# Palmetto State park



## mcomer (Sep 8, 2010)

Has any one been to palmetto State ParK?


----------



## sotol buster (Oct 7, 2007)

I drove thru years ago. It seemed hot and humid with lots of brush and a small swimming area. But I might be misremembering. If you go, post up what you think about it.


----------



## Bmxstang (Feb 3, 2012)

It's allright.. if you like to stare at plants... but they had a cool fort thing there build by the Core (?) of engineers.. its pretty neat if you get a tour.. but that was about it


----------



## glennlaine (Jun 19, 2012)

its a pretty cool little park our family likes it and its close to sa


----------



## troutslayer (Feb 7, 2006)

Its a purty good clip from SA....bout an hr.......Ive never been but heard that the San MArcus flows right through there


----------



## Pocketfisherman (May 30, 2005)

Good for mountain bike trails, not too steep or rocky.


----------



## ahintx (Sep 18, 2012)

We were there in the spring and enjoied it.

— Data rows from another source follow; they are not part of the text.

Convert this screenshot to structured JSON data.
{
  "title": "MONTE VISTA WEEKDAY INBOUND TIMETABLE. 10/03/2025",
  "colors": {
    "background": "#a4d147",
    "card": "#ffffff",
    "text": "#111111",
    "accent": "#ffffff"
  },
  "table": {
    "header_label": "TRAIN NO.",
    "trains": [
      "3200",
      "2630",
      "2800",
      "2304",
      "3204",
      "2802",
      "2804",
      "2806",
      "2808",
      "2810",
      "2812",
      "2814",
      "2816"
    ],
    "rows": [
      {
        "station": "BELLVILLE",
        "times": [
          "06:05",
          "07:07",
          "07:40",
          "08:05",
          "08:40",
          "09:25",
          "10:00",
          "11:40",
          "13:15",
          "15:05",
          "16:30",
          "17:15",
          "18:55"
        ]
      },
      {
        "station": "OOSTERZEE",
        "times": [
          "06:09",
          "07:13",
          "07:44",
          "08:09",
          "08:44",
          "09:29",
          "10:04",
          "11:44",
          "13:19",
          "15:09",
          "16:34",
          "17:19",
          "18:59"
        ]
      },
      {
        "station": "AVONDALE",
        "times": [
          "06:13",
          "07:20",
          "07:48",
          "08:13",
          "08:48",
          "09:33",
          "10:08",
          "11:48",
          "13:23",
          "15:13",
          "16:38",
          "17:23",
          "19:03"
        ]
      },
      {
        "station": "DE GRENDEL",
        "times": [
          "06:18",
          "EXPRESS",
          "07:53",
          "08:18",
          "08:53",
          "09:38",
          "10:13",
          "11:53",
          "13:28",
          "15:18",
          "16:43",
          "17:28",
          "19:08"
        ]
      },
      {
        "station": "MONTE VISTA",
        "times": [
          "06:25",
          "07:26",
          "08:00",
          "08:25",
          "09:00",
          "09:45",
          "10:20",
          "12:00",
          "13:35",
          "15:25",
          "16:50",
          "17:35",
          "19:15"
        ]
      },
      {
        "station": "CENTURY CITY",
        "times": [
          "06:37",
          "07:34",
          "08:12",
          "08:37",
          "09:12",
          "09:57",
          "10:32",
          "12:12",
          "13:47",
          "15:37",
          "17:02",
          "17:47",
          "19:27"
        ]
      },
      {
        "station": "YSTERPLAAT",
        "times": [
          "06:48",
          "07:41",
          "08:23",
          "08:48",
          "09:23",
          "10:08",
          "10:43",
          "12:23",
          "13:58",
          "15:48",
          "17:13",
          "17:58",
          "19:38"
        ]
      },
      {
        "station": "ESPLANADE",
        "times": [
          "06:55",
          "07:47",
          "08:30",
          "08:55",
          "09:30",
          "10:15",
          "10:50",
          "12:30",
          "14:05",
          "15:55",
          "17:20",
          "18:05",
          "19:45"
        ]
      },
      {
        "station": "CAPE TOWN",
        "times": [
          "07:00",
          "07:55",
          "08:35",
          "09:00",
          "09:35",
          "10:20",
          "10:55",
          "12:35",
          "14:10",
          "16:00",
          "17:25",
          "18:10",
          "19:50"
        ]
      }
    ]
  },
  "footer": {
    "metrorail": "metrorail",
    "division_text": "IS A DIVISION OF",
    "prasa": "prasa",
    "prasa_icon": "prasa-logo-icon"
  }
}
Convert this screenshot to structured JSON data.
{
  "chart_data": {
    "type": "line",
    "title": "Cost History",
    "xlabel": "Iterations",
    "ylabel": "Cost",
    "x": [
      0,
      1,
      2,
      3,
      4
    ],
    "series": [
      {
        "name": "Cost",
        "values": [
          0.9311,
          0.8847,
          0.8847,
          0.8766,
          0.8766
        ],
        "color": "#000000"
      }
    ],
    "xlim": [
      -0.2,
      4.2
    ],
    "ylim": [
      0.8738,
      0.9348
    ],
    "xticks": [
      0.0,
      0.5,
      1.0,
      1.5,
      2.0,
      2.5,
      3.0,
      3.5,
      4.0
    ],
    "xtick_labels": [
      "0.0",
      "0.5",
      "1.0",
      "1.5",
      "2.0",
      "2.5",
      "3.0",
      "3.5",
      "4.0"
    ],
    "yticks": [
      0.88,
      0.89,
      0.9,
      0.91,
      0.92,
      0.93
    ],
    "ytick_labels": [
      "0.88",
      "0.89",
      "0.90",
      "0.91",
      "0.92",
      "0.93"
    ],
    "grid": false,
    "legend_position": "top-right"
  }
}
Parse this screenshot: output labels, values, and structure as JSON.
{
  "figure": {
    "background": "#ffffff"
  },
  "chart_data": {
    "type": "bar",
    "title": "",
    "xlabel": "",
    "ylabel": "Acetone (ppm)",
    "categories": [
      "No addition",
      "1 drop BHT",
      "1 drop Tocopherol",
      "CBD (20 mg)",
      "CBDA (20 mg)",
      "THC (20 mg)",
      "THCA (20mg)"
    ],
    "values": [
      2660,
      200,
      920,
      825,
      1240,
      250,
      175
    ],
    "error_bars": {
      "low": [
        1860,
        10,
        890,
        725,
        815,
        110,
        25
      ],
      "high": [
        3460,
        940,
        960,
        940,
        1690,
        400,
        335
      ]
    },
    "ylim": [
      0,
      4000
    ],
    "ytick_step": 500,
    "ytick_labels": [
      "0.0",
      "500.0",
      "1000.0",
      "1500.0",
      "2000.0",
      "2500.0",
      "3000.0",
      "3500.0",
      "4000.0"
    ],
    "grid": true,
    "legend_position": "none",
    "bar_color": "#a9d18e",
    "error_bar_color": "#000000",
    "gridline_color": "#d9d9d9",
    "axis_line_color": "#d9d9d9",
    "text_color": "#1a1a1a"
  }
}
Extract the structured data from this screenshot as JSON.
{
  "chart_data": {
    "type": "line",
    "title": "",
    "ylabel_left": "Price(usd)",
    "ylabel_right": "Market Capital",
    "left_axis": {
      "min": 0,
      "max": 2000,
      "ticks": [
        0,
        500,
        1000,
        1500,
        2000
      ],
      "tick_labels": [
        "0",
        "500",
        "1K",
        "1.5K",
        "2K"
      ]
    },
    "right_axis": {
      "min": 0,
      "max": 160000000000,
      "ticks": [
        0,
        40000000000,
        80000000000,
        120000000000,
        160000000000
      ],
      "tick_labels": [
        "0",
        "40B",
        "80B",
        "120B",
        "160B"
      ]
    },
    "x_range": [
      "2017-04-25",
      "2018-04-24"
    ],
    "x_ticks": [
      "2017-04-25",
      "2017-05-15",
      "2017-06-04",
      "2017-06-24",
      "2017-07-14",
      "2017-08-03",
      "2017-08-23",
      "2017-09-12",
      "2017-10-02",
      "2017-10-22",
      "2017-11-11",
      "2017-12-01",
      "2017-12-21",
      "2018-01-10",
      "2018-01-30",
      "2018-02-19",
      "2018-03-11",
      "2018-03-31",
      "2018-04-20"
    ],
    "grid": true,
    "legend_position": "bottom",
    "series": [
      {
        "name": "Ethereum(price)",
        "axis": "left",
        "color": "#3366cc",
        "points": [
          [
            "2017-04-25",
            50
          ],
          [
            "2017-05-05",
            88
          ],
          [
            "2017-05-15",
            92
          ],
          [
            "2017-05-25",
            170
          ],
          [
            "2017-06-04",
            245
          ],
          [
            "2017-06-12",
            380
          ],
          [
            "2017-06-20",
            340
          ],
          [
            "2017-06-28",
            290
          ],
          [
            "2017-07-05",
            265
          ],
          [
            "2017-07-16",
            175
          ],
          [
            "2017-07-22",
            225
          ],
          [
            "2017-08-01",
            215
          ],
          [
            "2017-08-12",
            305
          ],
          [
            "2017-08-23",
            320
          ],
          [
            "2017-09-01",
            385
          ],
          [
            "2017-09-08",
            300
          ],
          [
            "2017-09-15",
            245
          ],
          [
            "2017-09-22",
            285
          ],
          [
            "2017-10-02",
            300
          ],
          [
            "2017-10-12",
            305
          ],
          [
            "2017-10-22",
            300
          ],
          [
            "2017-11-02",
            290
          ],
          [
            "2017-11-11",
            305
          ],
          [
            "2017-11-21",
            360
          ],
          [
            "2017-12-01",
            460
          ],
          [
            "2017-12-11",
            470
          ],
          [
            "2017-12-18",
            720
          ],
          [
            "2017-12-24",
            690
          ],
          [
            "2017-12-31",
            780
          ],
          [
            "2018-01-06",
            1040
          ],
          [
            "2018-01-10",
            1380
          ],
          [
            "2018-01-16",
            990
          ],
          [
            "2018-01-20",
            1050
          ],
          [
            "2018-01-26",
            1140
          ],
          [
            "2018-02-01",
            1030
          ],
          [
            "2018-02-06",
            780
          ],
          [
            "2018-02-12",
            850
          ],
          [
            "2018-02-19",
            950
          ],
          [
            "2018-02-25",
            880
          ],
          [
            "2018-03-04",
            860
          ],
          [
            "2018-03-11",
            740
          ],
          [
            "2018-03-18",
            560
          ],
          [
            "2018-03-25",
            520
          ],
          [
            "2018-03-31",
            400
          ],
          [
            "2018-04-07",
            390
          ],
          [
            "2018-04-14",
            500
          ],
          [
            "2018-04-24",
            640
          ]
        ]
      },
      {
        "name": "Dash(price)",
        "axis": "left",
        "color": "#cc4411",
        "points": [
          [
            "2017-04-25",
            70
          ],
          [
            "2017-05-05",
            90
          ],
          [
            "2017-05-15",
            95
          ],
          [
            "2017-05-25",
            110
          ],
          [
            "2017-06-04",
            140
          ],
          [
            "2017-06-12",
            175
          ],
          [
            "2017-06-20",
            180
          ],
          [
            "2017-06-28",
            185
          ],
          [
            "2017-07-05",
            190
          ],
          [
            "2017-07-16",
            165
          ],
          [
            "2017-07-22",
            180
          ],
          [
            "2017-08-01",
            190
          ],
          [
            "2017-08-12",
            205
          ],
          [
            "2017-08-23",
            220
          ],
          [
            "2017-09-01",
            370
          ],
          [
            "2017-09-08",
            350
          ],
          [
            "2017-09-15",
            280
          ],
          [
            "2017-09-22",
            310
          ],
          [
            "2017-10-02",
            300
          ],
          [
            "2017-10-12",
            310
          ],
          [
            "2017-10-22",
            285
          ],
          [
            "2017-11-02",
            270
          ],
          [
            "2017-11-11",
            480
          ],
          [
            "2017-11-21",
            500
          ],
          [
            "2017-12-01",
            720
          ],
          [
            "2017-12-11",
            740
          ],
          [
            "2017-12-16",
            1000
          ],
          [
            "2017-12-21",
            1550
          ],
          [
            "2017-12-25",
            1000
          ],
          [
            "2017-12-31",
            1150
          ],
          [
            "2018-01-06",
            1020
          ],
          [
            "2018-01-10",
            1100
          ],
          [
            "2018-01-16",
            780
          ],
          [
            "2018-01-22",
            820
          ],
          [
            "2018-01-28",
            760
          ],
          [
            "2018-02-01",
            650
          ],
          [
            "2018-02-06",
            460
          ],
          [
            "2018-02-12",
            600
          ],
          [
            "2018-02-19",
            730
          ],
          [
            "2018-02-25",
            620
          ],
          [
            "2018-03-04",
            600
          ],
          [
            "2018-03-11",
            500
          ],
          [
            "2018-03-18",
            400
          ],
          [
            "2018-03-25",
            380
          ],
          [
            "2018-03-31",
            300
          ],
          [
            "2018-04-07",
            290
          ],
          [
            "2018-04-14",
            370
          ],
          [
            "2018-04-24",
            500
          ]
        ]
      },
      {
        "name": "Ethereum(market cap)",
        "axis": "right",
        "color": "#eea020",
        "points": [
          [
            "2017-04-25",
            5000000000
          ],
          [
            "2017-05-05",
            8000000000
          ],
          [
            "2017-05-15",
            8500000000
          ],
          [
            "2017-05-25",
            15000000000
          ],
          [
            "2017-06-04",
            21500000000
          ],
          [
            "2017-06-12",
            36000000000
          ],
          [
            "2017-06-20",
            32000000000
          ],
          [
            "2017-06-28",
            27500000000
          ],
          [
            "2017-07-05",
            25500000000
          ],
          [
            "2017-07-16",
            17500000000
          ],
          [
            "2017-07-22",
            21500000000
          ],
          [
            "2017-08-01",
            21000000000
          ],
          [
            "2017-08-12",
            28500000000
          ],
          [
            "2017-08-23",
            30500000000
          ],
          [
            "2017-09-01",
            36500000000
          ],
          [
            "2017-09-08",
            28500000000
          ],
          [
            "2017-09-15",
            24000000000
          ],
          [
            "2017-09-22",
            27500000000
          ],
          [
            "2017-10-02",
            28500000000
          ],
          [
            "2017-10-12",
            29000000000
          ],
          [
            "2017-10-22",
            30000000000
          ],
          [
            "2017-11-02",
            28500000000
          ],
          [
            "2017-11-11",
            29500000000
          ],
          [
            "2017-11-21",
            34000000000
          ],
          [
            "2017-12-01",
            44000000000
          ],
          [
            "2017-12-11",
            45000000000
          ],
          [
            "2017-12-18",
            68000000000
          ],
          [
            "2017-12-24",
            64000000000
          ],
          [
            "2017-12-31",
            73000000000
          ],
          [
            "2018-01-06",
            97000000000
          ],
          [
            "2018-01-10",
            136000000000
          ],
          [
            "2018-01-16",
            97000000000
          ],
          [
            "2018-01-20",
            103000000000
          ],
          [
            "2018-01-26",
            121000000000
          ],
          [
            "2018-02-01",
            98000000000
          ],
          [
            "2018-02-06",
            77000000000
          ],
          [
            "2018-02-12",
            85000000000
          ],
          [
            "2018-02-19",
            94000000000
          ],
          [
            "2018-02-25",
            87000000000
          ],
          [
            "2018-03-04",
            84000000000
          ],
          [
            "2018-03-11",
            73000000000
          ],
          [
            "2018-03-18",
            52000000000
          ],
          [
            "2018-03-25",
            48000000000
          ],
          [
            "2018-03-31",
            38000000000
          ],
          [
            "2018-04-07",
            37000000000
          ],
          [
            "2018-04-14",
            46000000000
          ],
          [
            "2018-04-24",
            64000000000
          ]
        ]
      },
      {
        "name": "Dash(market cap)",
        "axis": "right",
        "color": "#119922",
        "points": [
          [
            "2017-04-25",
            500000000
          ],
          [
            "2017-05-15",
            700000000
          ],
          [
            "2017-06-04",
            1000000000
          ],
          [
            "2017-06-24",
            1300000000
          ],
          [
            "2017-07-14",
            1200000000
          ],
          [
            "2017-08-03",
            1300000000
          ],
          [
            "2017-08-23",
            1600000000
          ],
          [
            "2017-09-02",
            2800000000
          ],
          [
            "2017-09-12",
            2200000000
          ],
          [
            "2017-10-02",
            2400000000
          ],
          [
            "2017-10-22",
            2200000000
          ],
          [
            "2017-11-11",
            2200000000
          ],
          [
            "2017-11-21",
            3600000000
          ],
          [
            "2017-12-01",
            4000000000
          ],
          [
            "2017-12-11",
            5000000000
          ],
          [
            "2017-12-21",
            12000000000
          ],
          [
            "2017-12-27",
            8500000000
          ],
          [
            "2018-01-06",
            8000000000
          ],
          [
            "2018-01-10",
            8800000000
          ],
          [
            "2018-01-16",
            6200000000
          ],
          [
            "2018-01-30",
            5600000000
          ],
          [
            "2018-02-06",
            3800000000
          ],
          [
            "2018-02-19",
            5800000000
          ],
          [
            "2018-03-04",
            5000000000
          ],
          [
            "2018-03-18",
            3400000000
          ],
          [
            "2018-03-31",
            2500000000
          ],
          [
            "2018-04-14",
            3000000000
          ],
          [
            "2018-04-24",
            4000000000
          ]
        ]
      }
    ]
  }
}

They have a good set of trails that are good enough for young kids to ride on.


----------



## Arlon (Feb 8, 2005)

Fun place for a kayak/canoe on the little lake they have there. I've been many times but mostly short stops on my trips between SA and Houston. On of my favorite places to take a break or kill half a day when I'm on the road.


----------